A substitute giving away a penalty and the goalkeeper receiving a second yellow card for accidently punching an opposition player? This week's Bizarre Bundesliga comes from Germany's second division ...
Borussia Dortmund's ultras attended a derby away at Schalke for the first time in six years. In October 2013, around 500 ultras had their details taken by police after attempting to travel to Gelsenkirchen independently, or "conspiratorially," as the police labelled their decision not to use the official transport provided.
Once inside the stadium, the ultras kicked down several panes of plexi-glass surrounding the away end while setting off copious amounts of pyrotechnics, even firing some flares onto the pitch and into neighboring blocks.

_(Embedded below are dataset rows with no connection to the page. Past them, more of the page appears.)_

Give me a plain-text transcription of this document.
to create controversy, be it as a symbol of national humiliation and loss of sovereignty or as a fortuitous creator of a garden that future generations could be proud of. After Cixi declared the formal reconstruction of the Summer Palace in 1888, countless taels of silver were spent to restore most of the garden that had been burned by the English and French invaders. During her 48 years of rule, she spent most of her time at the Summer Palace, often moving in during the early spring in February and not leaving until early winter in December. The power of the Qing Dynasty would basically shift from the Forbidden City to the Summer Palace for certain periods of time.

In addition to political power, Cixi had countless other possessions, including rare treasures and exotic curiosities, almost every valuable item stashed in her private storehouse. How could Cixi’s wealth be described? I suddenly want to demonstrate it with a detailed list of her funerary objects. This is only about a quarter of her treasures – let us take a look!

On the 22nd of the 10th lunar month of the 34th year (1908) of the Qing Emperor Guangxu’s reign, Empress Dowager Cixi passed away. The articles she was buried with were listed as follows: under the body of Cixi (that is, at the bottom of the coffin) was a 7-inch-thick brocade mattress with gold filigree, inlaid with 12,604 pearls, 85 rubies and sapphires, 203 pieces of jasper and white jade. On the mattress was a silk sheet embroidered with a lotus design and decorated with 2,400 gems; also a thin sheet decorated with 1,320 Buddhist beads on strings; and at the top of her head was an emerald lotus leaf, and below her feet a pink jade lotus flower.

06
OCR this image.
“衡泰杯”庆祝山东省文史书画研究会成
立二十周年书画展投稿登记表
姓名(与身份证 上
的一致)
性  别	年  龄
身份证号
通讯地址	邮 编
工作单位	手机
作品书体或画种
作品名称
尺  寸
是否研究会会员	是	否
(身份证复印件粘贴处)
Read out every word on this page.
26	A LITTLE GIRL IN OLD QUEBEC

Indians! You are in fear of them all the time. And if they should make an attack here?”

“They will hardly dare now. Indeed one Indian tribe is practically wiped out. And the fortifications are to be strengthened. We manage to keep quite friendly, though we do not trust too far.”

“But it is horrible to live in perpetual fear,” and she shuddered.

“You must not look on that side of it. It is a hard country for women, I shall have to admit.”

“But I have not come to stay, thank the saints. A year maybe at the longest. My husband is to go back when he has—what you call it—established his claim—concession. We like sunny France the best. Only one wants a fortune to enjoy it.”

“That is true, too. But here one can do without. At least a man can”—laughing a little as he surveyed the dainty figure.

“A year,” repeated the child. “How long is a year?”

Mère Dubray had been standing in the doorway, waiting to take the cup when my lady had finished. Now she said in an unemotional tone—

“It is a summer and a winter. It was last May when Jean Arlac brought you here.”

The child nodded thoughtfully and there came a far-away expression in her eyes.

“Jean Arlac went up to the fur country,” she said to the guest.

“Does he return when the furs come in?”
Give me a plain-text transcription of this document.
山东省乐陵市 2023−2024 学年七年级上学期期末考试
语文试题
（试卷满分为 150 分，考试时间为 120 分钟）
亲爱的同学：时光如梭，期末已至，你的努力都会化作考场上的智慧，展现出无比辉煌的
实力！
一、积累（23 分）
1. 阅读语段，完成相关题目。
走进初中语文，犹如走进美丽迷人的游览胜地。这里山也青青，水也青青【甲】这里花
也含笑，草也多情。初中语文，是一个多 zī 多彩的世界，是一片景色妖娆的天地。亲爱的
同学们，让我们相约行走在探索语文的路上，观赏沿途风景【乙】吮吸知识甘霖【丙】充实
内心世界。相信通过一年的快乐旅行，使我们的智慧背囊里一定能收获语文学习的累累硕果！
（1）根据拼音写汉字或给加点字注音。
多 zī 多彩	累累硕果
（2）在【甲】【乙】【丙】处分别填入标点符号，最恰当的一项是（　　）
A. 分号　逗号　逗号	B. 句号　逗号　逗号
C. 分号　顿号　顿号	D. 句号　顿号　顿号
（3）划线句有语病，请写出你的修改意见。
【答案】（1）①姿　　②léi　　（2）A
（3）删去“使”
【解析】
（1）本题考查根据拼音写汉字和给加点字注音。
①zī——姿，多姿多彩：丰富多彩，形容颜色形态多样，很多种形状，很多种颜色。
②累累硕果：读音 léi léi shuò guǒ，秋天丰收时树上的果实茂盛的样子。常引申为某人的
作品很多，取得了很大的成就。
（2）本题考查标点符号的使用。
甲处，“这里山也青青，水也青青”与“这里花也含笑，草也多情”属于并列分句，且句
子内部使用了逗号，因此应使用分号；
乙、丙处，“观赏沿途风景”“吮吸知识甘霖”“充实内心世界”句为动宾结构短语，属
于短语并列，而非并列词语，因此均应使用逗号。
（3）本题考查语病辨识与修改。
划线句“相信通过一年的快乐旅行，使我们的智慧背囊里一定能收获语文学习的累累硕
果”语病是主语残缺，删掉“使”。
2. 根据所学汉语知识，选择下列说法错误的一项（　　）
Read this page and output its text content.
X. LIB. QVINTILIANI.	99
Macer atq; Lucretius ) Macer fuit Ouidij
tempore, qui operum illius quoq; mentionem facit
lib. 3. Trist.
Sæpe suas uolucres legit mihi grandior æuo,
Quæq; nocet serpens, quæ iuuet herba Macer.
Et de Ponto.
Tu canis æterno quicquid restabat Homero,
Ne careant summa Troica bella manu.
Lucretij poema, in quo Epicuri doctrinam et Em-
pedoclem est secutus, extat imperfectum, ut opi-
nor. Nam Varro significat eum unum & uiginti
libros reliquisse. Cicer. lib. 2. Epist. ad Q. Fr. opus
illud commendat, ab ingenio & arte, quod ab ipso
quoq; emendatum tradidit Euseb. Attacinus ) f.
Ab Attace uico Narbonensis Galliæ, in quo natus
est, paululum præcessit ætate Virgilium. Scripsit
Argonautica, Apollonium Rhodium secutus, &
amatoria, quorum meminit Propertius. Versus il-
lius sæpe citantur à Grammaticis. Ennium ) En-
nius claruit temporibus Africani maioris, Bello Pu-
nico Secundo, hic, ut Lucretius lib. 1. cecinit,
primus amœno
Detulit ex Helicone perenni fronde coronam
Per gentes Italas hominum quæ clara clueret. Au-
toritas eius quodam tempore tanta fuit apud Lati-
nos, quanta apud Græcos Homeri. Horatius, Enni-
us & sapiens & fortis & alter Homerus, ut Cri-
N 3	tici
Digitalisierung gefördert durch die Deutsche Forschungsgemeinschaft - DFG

As a result, the 500 fans were banned from attending matches in Gelsenkirchen for five years, leading other ultras to boycott away derbies in solidarity.
Recent derbies at the Veltins Arena have consequently been somewhat short on atmosphere, but not this weekend, as the Dortmund ultras returned. They again set off smoke bombs and flares but nothing more. Meanwhile, in the home end, their Schalke counterparts displayed Dortmund flags and banners which they had "stolen" - a common act of provocation among ultras.
Elsewhere, Freiburg fans once again reiterated their criticism of RB Leipzig.
"Destroy the Red Bull Football Empire - worldwide!" read a huge banner at the Schwarzwald-Stadion, accompanied by the names of places in which the Austrian energy drink manufacturer operates a football franchise: New York, Salzburg, Brazil, Leipzig and Ghana.
Transfers between the Leipzig and Salzburg branches have come under particular scrutiny in recent years with criticsclaiming the teams derive an unfair competitive advantage from the operation. RB Leipzig and Red Bull Salzburg both insist that the clubs are entirely separate.